May 13, 2010

The Drill


Life has been your art. You have set yourself to music. Your days are your sonnets.

Once upon a time, there was a different version of me. I flash back to a year ago, and think about my apartment before he was home. There were lots of peanut butter and jelly sandwiches on store-brand bread, a usual bedtime of one in the morning, loud music, and a room so unbearably hot I spent most of the time in a tank top and underwear. This SSB (or Secret Single Behavior for you non-Sex and the City fans, and part of my all-time favorite episode) was pumped up drastically during the months he was gone.

Now, he is away once a month for drill weekends with the Guard. This is a particularly long one (Wednesday through Sunday), particularly far away (somewhere into Kentucky). I've gotten used to them for the most part, and try to live it up while he's gone so I don't miss him too much. A lot of things don't change at all. But I'm blogging from bed, like I used to do. I watch TV sporadically, flipping channels often or stopping to pick up a magazine. I shower with the door open. I clean up the place, scooping up his clothes from the floor on his side of the bed, and dumping them in the laundry room. I listen to music a lot. I sing along loudly, and I never sing in front of him. I spend a good deal of time online shopping for purses, only to decide I hate all of them. And, something he doesn't know- I wear his dogtags from the time I wake up until I turn off the lights. I'm not usually like this (see prior post), but something about wearing them when he's gone just feels right.

The thing is, several versions of me have lived on this earth since I was first born. There are many types of girls I thought I wanted to be or tried to be, only to realize the fit was not right. And though it's fun in a way to rewind and remember all the crazy things I did, all the places I've been, all the scenarios I imagined, the truth is that I have never felt more genuinely myself until now. He has a tendency of bringing out in me just that- me. I have lived so many variations that it feels amazing to be at home now.
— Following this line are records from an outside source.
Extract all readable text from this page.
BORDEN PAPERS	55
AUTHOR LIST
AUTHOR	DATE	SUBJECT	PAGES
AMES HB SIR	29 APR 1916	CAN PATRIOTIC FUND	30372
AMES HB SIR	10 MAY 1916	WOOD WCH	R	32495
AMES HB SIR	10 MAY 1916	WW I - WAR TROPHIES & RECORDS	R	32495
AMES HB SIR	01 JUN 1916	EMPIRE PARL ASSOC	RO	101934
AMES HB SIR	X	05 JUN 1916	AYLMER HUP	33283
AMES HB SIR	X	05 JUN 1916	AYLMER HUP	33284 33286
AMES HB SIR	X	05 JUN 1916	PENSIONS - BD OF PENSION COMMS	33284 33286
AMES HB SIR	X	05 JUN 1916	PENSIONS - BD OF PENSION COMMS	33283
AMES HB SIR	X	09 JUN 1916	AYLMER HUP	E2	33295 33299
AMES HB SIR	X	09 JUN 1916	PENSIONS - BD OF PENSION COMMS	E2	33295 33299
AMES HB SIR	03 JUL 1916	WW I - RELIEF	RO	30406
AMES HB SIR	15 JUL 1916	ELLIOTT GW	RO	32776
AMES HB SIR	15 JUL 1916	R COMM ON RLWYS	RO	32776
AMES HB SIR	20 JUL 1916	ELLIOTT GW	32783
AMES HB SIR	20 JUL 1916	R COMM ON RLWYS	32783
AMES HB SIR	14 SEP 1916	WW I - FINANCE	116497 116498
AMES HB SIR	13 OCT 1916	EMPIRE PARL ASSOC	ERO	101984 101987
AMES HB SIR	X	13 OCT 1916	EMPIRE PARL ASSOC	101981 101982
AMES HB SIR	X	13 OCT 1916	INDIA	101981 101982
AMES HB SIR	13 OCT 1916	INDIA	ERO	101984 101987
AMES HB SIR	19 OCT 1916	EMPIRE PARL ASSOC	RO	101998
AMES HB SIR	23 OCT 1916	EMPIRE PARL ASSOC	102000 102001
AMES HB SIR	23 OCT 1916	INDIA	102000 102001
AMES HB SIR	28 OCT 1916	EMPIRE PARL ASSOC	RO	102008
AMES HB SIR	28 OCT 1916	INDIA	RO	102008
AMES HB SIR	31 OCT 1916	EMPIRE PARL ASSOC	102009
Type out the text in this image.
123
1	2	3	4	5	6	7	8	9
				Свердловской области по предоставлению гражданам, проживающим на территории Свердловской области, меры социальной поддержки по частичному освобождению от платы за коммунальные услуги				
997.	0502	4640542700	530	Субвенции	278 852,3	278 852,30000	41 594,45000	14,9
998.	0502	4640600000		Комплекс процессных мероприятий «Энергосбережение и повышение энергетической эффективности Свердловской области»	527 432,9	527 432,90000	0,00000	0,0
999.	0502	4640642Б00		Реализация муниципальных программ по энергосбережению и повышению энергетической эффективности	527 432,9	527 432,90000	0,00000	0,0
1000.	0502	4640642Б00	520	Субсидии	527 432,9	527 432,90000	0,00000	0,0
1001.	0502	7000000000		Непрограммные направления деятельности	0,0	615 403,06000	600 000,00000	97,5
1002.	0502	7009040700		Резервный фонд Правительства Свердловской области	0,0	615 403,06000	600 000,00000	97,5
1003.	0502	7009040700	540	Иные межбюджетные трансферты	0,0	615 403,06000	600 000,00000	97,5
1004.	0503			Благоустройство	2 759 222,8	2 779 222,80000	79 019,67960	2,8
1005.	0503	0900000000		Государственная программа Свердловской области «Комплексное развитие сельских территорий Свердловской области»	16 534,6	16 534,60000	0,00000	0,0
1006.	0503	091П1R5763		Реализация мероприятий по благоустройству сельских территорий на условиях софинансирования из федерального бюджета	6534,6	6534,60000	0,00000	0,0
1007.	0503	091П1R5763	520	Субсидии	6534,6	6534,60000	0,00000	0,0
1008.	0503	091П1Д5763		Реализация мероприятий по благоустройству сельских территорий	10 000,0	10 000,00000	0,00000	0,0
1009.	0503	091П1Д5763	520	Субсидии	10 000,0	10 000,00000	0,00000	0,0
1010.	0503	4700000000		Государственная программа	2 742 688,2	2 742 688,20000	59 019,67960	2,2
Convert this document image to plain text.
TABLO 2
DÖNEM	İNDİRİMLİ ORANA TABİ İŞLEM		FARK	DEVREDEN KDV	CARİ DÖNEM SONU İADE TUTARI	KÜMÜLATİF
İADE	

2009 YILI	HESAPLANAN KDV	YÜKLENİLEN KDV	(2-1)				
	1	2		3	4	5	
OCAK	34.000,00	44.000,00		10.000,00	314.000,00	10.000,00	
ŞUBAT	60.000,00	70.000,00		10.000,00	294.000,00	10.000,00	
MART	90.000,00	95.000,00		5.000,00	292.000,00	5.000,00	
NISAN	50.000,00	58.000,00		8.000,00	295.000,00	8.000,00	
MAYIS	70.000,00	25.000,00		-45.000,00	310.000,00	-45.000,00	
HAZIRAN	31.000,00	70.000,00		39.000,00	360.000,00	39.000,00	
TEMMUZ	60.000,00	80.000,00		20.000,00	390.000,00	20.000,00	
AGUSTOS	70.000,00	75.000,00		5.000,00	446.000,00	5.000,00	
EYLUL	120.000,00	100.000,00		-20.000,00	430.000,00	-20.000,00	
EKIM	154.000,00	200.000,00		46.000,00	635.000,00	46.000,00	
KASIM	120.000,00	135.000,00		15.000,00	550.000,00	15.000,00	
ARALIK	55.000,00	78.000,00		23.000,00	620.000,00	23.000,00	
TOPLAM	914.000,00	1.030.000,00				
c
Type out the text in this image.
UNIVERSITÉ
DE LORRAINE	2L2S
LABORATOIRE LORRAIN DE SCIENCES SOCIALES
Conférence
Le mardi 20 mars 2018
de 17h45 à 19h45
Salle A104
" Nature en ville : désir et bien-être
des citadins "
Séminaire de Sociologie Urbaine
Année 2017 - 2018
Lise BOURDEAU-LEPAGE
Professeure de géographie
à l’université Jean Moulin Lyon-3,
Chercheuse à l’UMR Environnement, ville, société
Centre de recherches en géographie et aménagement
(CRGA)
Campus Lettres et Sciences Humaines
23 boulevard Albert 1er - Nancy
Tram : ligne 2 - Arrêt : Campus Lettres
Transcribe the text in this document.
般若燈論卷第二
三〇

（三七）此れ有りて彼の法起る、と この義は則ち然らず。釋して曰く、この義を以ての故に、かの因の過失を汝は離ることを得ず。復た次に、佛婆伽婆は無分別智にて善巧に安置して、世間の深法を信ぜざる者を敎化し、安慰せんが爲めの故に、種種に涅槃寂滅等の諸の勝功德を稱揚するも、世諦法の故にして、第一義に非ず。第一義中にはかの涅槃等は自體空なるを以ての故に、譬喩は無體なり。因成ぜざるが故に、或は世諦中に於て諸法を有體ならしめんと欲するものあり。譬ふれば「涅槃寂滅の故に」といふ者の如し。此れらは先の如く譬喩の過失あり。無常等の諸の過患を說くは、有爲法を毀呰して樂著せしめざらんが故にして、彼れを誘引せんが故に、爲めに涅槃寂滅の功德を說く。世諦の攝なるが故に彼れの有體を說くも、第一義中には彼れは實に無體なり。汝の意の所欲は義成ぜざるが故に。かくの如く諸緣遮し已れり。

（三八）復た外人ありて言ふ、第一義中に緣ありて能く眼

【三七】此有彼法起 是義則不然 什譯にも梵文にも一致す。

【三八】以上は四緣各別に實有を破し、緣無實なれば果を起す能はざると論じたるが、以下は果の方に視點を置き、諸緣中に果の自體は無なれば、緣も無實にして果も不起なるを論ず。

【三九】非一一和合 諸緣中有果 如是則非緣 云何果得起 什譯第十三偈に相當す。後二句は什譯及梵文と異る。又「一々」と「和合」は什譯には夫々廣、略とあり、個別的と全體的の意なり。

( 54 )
I wonder occasionally what it would be like, living the life I imagined I would- the girl in dark clothes, sipping a latte and typing away on a laptop at a quaint coffee shop downtown somewhere. It feels glamorous and delicious-and maybe someday, that part will still happen- but the picture is so flat without him in it. Even in imaginary worlds and lives, that girl knows she needs someone holding her hand across the table, softly singing a Frank Sinatra song if she begins to look too serious.

She wouldn't be the same without it.